Of 102 Pilgrims that landed November 1620, only half survived till spring - then appeared Squanto.
William Bradford wrote: "Squanto was a native of these parts...one of the few survivors of the plague...
He was carried away with others by one Hunt, a captain of a ship, who intended to sell them for slaves in Spain; but he got away for England, and was received by a merchant in London, employed in Newfoundland... and lastly brought into these parts by a Captain Dermer."
Bradford continued "Squanto stayed with them and was their interpreter...
He showed them how to plant corn, where to take fish and other commodities, and guided them to unknown places....Nor was there a man among them who had ever seen a beaver skin till they were instructed by Squanto."

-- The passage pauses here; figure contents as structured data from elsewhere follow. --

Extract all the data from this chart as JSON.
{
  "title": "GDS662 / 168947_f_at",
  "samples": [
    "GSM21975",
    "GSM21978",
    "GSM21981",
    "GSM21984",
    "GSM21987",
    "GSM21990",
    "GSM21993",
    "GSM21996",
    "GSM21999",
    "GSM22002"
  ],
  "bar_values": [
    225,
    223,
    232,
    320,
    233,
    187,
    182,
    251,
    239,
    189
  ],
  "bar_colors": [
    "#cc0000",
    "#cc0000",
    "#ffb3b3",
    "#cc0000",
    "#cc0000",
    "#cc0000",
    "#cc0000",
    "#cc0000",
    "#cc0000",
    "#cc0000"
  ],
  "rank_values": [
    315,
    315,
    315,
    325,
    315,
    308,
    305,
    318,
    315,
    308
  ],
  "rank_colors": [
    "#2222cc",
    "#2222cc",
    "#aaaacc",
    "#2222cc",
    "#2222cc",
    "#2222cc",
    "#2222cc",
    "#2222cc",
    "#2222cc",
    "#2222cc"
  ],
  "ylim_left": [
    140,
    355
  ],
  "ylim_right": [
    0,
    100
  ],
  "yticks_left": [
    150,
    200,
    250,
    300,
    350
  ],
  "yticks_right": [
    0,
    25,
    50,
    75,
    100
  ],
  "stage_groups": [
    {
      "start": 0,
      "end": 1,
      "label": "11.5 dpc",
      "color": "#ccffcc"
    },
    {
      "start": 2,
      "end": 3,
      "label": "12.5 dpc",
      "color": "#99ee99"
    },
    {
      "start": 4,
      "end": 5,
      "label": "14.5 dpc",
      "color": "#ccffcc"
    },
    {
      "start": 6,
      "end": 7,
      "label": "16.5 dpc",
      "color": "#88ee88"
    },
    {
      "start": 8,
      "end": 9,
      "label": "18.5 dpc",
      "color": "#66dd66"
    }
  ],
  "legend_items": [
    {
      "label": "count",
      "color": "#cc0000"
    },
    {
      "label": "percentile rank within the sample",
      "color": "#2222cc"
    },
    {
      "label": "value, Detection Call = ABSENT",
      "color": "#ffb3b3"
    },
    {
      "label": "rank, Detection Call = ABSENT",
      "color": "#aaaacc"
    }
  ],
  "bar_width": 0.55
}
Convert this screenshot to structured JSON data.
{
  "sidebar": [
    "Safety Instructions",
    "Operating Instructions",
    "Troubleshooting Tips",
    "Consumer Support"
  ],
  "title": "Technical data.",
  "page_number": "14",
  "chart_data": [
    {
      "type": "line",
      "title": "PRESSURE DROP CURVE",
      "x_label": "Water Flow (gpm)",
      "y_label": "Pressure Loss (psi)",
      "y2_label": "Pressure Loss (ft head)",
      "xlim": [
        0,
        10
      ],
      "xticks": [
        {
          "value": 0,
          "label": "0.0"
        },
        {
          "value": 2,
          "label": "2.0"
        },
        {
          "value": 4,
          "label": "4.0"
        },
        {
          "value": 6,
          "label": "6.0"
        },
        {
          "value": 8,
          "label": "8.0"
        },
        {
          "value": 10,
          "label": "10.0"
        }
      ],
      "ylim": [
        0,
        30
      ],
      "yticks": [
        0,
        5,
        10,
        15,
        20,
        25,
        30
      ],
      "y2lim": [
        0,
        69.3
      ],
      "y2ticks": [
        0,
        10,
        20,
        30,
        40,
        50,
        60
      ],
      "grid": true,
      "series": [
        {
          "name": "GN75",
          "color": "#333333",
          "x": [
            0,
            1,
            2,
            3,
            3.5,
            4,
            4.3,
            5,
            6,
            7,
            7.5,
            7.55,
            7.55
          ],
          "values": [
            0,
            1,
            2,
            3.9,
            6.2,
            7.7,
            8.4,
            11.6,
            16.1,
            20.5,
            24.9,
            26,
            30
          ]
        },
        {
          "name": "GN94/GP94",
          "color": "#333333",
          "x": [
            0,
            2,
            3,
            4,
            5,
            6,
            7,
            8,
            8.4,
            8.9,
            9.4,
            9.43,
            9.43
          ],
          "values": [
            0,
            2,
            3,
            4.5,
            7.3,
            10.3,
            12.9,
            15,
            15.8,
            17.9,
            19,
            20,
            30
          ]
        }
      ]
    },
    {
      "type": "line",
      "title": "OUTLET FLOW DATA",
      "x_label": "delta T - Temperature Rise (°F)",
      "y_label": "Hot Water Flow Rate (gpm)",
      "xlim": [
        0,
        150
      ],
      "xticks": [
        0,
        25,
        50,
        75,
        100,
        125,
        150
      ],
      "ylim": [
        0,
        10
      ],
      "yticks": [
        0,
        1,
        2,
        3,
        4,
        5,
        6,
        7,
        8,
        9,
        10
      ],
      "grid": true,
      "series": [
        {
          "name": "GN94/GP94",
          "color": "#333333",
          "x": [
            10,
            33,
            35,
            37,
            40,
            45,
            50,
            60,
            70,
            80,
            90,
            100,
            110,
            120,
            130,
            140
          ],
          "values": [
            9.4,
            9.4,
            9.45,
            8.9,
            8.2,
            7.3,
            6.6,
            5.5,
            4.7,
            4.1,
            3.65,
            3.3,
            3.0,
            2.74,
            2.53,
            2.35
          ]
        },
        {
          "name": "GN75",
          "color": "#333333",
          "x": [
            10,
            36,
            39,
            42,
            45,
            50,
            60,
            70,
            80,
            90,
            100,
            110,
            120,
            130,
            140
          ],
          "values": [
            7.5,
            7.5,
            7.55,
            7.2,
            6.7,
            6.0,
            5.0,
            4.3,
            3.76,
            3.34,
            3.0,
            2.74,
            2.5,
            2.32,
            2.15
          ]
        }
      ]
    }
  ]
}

Bradford wrote that in LATE SEPTEMBER 1622:
"Winds drove their boat in...they could not get round the shoals of Cape Cod...so they put into Manamoick Bay...Here Squanto fell ill of Indian fever, bleeding much at the nose, which the Indians take for a symptom of death...
He begged the Governor to pray for him, that he might go to the Englishmen's God in Heaven...
His death was a great loss."
This is a great story for our children. So much is written about how badly we treated the Indians and how awful we were to them. This story is one of mutual trust and respect. I hope this Thanksgiving you will remind your children that Americans and Indians did have good history as well as bad. Since I have a heritage of Native Indian blood...I am grateful for this type of history.